But this, at least for Hajime, isn’t complicated. When Oikawa wants to say something, he does. Things he doesn’t want to say don’t slip out. Not for the first time, Hajime feels a little resentful at their dual, incompatible hungers that placed them so far from each other, maybe for a long long time. 

He does adore him. If you really asked him, too, he’d say he’s never regretted it a day in his life. Just regretted what he couldn’t do and what Oikawa could- and alternatively, what Oikawa couldn’t do and tried to do anyway and what Hajime tried to stop and couldn’t- or what Hajime could see and Oikawa couldn’t- or. He’s in California studying sports science and Oikawa is in Argentina being invincible and probably far happier than he could ever be with Hajime and far more bereft, too.

“I have no lost love for Tobio-chan,” he begins airily, and Hajime frowns. “But- hm. I’m glad he found a coach that was kind to him. Yes?”

Hajime nods, confused.
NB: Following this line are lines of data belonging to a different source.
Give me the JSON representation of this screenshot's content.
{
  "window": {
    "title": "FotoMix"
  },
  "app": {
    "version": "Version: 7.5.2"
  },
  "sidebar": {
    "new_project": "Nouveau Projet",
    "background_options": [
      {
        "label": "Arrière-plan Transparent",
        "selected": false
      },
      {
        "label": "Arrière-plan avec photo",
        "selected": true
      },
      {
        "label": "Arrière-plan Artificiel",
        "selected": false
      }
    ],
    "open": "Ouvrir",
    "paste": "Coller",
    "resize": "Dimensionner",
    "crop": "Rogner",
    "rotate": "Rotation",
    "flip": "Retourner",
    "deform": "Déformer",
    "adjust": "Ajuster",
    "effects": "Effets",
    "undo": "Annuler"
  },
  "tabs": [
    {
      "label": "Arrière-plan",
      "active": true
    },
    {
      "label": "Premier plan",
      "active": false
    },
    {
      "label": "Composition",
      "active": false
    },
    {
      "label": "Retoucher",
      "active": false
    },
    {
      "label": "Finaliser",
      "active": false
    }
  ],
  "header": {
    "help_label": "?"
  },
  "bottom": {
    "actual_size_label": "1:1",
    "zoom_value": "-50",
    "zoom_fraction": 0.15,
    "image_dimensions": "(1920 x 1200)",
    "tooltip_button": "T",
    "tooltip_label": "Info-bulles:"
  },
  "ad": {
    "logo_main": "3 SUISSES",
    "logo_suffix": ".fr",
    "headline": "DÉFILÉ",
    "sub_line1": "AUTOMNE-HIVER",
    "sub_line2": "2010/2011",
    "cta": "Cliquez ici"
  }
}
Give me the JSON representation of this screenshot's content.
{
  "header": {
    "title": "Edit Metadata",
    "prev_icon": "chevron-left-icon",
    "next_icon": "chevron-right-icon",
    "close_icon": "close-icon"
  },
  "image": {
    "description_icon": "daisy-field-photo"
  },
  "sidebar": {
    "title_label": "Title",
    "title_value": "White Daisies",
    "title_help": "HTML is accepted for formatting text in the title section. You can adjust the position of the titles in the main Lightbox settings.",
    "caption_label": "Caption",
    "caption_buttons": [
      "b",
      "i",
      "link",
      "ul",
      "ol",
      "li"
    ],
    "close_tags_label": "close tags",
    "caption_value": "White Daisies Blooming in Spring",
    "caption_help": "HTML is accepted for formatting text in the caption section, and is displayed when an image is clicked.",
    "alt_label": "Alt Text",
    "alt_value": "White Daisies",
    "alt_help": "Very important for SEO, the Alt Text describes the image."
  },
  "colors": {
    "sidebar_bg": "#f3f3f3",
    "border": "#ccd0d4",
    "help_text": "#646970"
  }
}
He forgets sometimes that even when he’s trying his hardest to be cryptic and confusing, he doesn’t hold a candle to the natural Oikawa, who Hajime still sort of feels like he needs a dictionary to decipher. Labyrinths upon labyrinths. From one layer of Oikawa to the next, searching for something that makes sense til he finally finds himself in an empty dark room with a lost little boy, and he’ll still never be sure if that boy is a reflection or the true self, or even if the labyrinth walls he bulldozed through were a part of him too, not just— armor. Not a barrier but natural terrain, destroyed in an attempt to understand.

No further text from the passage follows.